3. Do not take on any new, long-term expenses. Samples of long-term expenses you should not sign up for at this time:
• Car leases. Nearly impossible to break, and you won’t own the car.
• Luxury car purchases. Any car you can’t afford is a luxury car. The payments and upkeep should be easy to cover each month, or don’t buy it.
• Magazine subscriptions. You pay it all in advance and you can’t get a refund.
• Sporting and cultural subscriptions. This is not the moment to commit hundreds or thousands of dollars far in advance. Put the cash in savings instead, and buy as you go. You could lose your job and have to move to another city and miss seeing the games or the shows.
• A purchase loan at a fixed rate whose total you couldn’t pay off this month if you had to. This could be for furniture, appliances, home improvement services, or any other big ticket item. This is not the right moment for big-ticket items. Sometimes they offer a nice deal, but what if you lose your job tomorrow? How will you pay off your debt?
• Any debt that you will not be able to pay in full if you lose your job tomorrow.
• Buying a new house unless you have the cash. Yes, it’s a buyer’s market. But unless you plan to live in the new house less expensively than in your current home, and have already sold that house, don’t do it.
• Overshopping, such as buying multiples of clothing or accessories. Assume that soon you may have no money to put in those handbags.
• Travel or other luxury spending, including electronics, clothing, and other toys. Don’t treat yourself to a blowout expense right now. You might very much regret that week at the beach or huge television when you’re scrambling to pay your power bill.
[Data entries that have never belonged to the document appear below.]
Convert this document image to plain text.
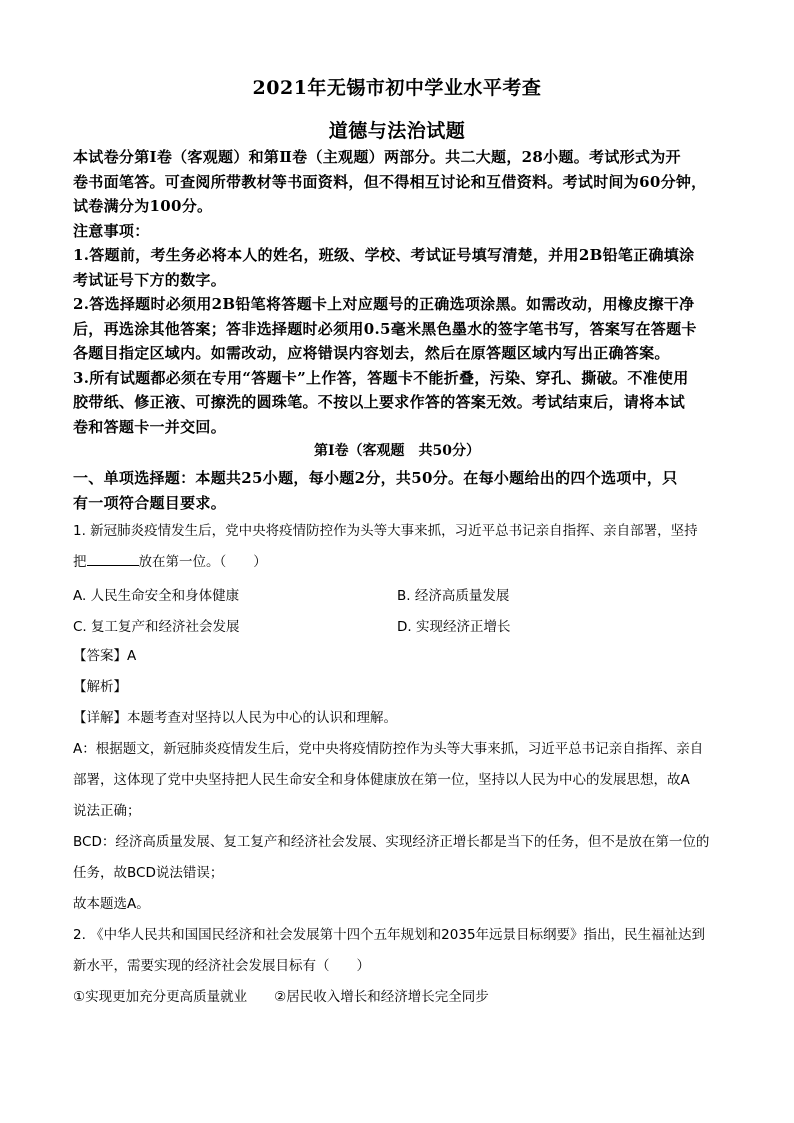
2021年无锡市初中学业水平考查
道德与法治试题

本试卷分第Ⅰ卷（客观题）和第Ⅱ卷（主观题）两部分。共二大题，28小题。考试形式为开

卷书面笔答。可查阅所带教材等书面资料，但不得相互讨论和互借资料。考试时间为60分钟，

试卷满分为100分。

注意事项：

1.答题前，考生务必将本人的姓名，班级、学校、考试证号填写清楚，并用2B铅笔正确填涂

考试证号下方的数字。

2.答选择题时必须用2B铅笔将答题卡上对应题号的正确选项涂黑。如需改动，用橡皮擦干净

后，再选涂其他答案；答非选择题时必须用0.5毫米黑色墨水的签字笔书写，答案写在答题卡

各题目指定区域内。如需改动，应将错误内容划去，然后在原答题区域内写出正确答案。

3.所有试题都必须在专用“答题卡”上作答，答题卡不能折叠，污染、穿孔、撕破。不准使用

胶带纸、修正液、可擦洗的圆珠笔。不按以上要求作答的答案无效。考试结束后，请将本试

卷和答题卡一并交回。

第Ⅰ卷（客观题　共50分）

一、单项选择题：本题共25小题，每小题2分，共50分。在每小题给出的四个选项中，只

有一项符合题目要求。

1. 新冠肺炎疫情发生后，党中央将疫情防控作为头等大事来抓，习近平总书记亲自指挥、亲自部署，坚持

把	放在第一位。（　　）

A. 人民生命安全和身体健康	B. 经济高质量发展
C. 复工复产和经济社会发展	D. 实现经济正增长

【答案】A

【解析】

【详解】本题考查对坚持以人民为中心的认识和理解。

A：根据题文，新冠肺炎疫情发生后，党中央将疫情防控作为头等大事来抓，习近平总书记亲自指挥、亲自

部署，这体现了党中央坚持把人民生命安全和身体健康放在第一位，坚持以人民为中心的发展思想，故A

说法正确；

BCD：经济高质量发展、复工复产和经济社会发展、实现经济正增长都是当下的任务，但不是放在第一位的

任务，故BCD说法错误；

故本题选A。

2. 《中华人民共和国国民经济和社会发展第十四个五年规划和2035年远景目标纲要》指出，民生福祉达到

新水平，需要实现的经济社会发展目标有（　　）

①实现更加充分更高质量就业　　②居民收入增长和经济增长完全同步
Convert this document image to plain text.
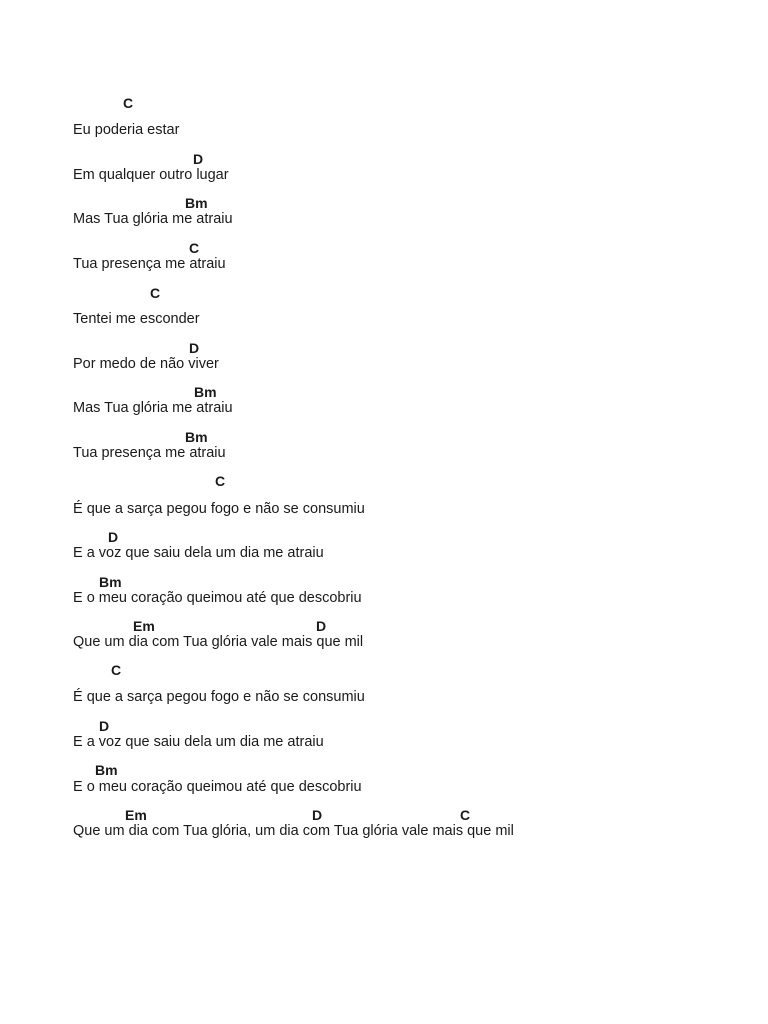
C
Eu poderia estar
D
Em qualquer outro lugar
Bm
Mas Tua glória me atraiu
C
Tua presença me atraiu
C
Tentei me esconder
D
Por medo de não viver
Bm
Mas Tua glória me atraiu
Bm
Tua presença me atraiu
C
É que a sarça pegou fogo e não se consumiu
D
E a voz que saiu dela um dia me atraiu
Bm
E o meu coração queimou até que descobriu
Em	D
Que um dia com Tua glória vale mais que mil
C
É que a sarça pegou fogo e não se consumiu
D
E a voz que saiu dela um dia me atraiu
Bm
E o meu coração queimou até que descobriu
Em	D	C
Que um dia com Tua glória, um dia com Tua glória vale mais que mil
• Committing in advance to specific dollar amount of charitable giving. You might end up unable to make good on your pledge. Or you might try to sustain it at the cost of being short in some other area. Make your dollars go further by utilizing corporate matching funds or joining matching funds drives.
• Voluntary plastic surgery, lasik, braces, or other items that would lock you into a loan for a year or more. The exception is when disfigurement is too obvious and could cost you socially or financially.
• Organizing containers. You can organize your stuff without buying new stuff.
If we all followed this advice, then we’d be helping creating a depression by not spending. Which would not be a good thing for the nation’s economy in the short term. But we aren’t all going to be smart about our money. Some of us are going to keep on spending the same old way, buying too much junk, overextending ourselves with loans, and just hoping that it won’t all come crashing down on us. Not a good approach in an uncertain economy. Choose not to take this dead-end route. Instead, be one of the smart people. Think ahead to what you’ll need in the coming year, and take action.